Entry 006 · 2026-04-04

A cryptographic hash function maps an arbitrary-length input to a fixed-length output, ideally with three properties: preimage resistance (given H(x), hard to find x); second-preimage resistance (given x, hard to find x' ≠ x with H(x') = H(x)); and collision resistance (hard to find any pair x, x' with the same hash). The last property is strictly stronger than the others.

Modern hash functions also satisfy an informal property called the avalanche effect: flipping a single input bit should flip, on average, half the output bits, with the flips appearing statistically independent. This is not part of the formal security definition, but it is what makes a hash function useful as a PRF-like building block. A function with poor avalanche may be collision-resistant in a formal sense but useless in constructions that require its output to look random.

The MD5 and SHA-1 families achieved avalanche through repeated rounds of bit-level mixing operations: rotations, additions, XORs, non-linear bit functions like (x ∧ y) ∨ (¬x ∧ z). Each round is too simple to be secure on its own, but the composition spreads any single-bit change throughout the state within a few rounds. The security margin is the gap between the number of rounds the function uses and the number of rounds that have been broken.

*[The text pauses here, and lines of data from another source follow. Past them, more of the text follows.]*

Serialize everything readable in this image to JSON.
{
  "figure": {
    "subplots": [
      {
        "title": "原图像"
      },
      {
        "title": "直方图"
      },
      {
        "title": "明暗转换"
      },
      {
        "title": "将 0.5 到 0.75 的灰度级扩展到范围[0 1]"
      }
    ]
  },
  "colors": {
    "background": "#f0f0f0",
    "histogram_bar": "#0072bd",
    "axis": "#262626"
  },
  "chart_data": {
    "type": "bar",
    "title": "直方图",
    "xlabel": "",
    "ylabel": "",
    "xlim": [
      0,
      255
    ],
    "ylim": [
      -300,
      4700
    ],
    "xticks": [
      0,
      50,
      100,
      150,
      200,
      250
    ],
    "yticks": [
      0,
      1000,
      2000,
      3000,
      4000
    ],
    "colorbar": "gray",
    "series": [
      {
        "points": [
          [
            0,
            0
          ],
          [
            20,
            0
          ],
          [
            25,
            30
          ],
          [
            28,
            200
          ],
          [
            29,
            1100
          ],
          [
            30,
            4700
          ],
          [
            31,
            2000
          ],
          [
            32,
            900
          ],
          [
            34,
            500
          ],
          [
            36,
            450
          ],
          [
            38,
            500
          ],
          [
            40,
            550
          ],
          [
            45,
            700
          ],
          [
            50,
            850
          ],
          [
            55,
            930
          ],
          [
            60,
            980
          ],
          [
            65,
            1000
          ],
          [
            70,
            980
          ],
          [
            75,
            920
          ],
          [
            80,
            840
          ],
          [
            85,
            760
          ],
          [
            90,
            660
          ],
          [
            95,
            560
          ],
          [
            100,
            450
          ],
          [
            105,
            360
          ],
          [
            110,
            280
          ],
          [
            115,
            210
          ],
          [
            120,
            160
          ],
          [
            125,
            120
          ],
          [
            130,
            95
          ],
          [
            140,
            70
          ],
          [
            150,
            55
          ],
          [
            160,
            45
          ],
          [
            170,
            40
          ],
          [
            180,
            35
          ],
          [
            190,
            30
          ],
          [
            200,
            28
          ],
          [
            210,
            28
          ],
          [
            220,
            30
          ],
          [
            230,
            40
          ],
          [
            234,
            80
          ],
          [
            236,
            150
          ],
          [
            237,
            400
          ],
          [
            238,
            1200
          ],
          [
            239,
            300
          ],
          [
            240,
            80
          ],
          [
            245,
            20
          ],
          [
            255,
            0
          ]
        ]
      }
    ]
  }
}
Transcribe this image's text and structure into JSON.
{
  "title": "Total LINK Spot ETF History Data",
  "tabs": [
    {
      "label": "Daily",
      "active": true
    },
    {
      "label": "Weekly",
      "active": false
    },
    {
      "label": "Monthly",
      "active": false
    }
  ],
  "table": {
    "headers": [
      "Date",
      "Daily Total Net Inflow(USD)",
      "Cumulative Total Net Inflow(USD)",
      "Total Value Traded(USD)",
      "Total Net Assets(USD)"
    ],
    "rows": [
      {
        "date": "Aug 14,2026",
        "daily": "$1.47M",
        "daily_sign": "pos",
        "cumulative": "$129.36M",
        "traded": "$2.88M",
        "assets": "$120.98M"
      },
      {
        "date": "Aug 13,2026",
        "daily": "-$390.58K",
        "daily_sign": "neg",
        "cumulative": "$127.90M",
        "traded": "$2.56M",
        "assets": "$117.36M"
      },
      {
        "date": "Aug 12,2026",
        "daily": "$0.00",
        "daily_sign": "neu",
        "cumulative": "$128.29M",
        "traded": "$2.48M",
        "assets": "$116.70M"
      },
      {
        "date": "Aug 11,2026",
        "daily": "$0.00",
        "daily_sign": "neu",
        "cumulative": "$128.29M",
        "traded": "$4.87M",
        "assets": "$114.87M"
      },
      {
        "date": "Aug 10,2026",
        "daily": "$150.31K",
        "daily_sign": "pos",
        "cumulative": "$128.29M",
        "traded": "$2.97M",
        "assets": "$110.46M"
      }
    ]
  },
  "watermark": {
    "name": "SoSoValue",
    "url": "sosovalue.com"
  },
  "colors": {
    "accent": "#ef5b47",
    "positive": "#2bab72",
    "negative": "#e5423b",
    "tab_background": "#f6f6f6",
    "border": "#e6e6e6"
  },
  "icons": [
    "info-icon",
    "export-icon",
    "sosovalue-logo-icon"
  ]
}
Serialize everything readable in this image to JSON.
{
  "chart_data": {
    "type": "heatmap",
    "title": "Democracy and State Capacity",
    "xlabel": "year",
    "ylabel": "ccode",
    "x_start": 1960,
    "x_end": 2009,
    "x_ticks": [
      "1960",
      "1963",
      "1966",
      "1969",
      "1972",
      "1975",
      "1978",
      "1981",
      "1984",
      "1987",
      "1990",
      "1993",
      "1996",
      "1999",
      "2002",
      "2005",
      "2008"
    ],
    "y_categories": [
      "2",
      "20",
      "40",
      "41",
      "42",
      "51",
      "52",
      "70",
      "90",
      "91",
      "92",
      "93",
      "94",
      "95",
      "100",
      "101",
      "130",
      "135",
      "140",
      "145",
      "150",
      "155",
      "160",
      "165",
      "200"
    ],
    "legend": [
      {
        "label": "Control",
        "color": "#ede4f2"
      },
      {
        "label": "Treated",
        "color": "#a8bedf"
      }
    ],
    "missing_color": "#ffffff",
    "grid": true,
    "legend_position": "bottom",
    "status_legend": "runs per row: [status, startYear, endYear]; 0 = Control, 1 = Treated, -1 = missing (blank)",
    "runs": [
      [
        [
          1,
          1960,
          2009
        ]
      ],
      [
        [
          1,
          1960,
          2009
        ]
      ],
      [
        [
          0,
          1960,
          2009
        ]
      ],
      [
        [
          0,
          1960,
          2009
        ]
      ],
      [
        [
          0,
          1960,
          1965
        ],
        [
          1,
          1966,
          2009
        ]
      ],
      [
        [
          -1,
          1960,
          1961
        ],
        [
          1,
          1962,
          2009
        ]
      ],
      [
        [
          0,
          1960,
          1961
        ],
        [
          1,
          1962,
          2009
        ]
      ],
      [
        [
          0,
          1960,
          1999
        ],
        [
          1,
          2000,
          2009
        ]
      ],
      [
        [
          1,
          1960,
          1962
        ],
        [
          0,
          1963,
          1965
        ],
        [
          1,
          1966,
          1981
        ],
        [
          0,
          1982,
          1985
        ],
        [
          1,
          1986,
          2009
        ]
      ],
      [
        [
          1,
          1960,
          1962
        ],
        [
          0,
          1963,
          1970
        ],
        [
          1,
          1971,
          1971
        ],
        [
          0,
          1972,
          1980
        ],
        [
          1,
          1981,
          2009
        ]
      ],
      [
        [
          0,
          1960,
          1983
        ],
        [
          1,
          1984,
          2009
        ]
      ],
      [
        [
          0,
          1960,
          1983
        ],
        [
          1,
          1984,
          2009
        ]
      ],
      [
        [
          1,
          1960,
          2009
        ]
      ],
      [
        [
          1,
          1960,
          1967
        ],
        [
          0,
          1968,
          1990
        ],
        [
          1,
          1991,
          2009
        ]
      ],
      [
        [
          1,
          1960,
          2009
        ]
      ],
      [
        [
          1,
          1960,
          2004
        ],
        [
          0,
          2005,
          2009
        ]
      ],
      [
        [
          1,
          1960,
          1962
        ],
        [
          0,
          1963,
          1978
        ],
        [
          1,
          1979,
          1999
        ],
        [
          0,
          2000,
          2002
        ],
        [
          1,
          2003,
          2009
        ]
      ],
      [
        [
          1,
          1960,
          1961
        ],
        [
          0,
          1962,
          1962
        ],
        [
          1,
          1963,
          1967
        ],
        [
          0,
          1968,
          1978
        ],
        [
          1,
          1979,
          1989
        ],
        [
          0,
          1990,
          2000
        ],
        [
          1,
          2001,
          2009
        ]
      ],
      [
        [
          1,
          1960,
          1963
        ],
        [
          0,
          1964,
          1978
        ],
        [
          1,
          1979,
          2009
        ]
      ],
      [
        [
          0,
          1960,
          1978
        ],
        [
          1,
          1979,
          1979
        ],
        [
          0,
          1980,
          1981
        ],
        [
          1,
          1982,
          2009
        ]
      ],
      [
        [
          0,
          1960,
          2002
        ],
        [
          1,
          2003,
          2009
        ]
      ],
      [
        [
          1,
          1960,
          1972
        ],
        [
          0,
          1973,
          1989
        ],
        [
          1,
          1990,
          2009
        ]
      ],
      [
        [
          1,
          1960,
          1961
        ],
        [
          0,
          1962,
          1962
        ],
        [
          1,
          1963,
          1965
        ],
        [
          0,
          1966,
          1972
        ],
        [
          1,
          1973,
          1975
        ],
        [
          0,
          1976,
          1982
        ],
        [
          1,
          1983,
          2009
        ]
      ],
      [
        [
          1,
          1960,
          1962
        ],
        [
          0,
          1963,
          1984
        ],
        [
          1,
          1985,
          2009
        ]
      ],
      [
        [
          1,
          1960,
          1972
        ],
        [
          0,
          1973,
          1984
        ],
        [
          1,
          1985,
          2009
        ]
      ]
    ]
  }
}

SHA-2 followed the same Merkle–Damgård lineage with larger state and more rounds. SHA-3, the result of the NIST competition won by Keccak, took a different structural approach (the sponge construction) that we'll revisit in a later entry. The lineage is a useful study in incremental hardening: each generation responded to specific weaknesses found in the previous, and each generation has held up at least as long as its predecessor.